Fundament für die Gesundheit
Das Gesundheitssystem in Mosambik ist schwach, es fehlt schon an der Infrastruktur für medizinische Einrichtungen. SolidarMed unterstützt das System im Rahmen verschiedener Projekte. Rückschläge wie der Zyklon Chido zeigen, wie wichtig dieser Einsatz ist und wie engagiert das Team für die Gesundheit der Bevölkerung ist.

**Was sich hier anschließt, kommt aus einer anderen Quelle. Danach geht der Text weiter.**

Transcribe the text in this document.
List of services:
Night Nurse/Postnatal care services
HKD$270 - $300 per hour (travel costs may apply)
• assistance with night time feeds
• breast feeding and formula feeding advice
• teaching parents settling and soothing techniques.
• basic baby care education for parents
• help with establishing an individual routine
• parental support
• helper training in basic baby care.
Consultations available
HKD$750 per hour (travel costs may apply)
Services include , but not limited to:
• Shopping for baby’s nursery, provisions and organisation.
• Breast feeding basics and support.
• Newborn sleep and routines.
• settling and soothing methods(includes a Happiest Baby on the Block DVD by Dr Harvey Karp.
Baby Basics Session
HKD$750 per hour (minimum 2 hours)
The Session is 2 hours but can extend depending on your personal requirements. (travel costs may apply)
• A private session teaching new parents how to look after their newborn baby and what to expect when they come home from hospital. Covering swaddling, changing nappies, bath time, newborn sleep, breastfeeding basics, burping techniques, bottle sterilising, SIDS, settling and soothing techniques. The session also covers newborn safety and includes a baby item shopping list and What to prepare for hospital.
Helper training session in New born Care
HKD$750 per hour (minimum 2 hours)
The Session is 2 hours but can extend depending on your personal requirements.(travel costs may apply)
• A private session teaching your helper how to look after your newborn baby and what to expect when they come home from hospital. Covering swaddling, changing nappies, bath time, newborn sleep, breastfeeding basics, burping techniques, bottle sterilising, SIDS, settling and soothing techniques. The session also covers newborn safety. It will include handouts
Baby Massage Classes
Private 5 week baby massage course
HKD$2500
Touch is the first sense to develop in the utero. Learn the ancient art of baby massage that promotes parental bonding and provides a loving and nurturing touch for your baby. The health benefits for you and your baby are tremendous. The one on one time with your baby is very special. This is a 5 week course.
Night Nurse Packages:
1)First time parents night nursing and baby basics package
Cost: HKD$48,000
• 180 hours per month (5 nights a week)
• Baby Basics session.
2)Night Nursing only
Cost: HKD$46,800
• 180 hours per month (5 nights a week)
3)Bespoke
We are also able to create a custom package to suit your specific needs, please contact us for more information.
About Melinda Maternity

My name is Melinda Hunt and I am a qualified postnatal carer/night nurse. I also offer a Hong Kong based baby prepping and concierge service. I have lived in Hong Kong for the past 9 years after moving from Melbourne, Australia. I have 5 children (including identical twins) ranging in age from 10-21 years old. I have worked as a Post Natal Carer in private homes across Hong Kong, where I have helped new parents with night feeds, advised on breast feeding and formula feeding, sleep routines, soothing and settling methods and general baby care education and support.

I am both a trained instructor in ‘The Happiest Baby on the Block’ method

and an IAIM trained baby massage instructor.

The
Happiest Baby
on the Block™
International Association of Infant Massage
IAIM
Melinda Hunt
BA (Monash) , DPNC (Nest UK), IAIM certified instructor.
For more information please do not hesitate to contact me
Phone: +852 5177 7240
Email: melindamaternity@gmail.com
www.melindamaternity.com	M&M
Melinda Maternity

Als Pedro Pascoal vor fast fünf Jahren die Diagnose HIV erhielt, fühlte er sich, als würde seine Welt zusammenbrechen. Doch heute hat er sein Leben zurück – dank der Versorgung durch die Gesundheitseinrichtung in Chiúre. Dort holt er regelmässig seine Medikamente ab, die das Virus unterdrücken. Diese antiretrovirale Therapie wird durch Sprechstunden begleitet, die sicherstellen, dass Patient:innen gut betreut werden. SolidarMed hat die Sprechzimmer, in denen die Patient:innen beraten werden und ihre Medikamente erhalten, vor gut zwei Jahren saniert. Damit wurde sichergestellt, dass die Menschen, die für ihre Behandlung herkommen, vertrauensvoll und diskret mit ihrem Arzt oder ihrer Ärztin reden können, ohne Angst vor Vorurteilen, Abwertung oder gesellschaftlicher Ausgrenzung und Stigmatisierung haben zu müssen. Dies ist jetzt nicht mehr möglich.
Treibstoff, um Patient:innen zu transportieren
Kurz vor Weihnachten wurde die Projektregion von SolidarMed in Mosambik vom Zyklon Chido erfasst. Knapp eine halbe Million Menschen waren vom Wirbelsturm betroffen. Über 100 000 Häuser sind teilweise oder ganz zerstört, darunter 250 Schulen und 52 Gesundheitszentren. Als erste Massnahme hat SolidarMed Gesundheitseinrichtungen mit Treibstoff unterstützt, damit Patient:innen transportiert werden konnten.
Die Infrastruktur diverser Gesundheitseinrichtungen, in denen SolidarMed tätig ist, sind ebenfalls zum Teil schwer beschädigt. So auch die Behandlungsräume, in denen Pedro Pascoal normalerweise seine Therapie erhält. Der Sturm riss grosse Löcher in die Decken dieser Räume. Jetzt muss vor Ort improvisiert werden. Nach dem Beratungstermin müssen die Patient:innen einen anderen Raum in einem ganz anderen Teil des beschädigten Spitals aufsuchen, um die Medikamente zu erhalten. «Wer den Weg nicht findet und sich aus Angst vor Stigmatisierung nicht zu fragen traut, wo die HIV-Medikamente ausgeteilt werden, geht vielleicht ohne Medikamente nach Hause», befürchtet der 50-jährige vierfache Grossvater. Denn das Spitalpersonal ist total überlastet und fokussiert auf die Renovation statt auf kurzfristige Lösungen. Auch Cristóvão Momade hat seine Medikamente abgeholt. Wie Pedro Pascoal musste er die Anlaufstellen im lädierten Spital erst wieder finden. Doch der 31-Jährige hat es geschafft und ist froh, dass er die Medikamente und die Betreuung kostenlos im Gesundheitszentrum erhält.
Armut, Konflikte, Zyklone
Der Zugang zur Gesundheitsversorgung hängt nicht nur von finanziellen Möglichkeiten, geografischer Nähe oder qualifiziertem medizinischem Personal ab, sondern auch von einer funktionierenden Infrastruktur. Deshalb investiert SolidarMed gezielt in den Ausbau und die Ausstattung von Gesundheitseinrichtungen – auch in Mosambik. Seit 29 Jahren engagiert sich SolidarMed in dem ostafrikanischen Land, das zu den ärmsten der Welt gehört.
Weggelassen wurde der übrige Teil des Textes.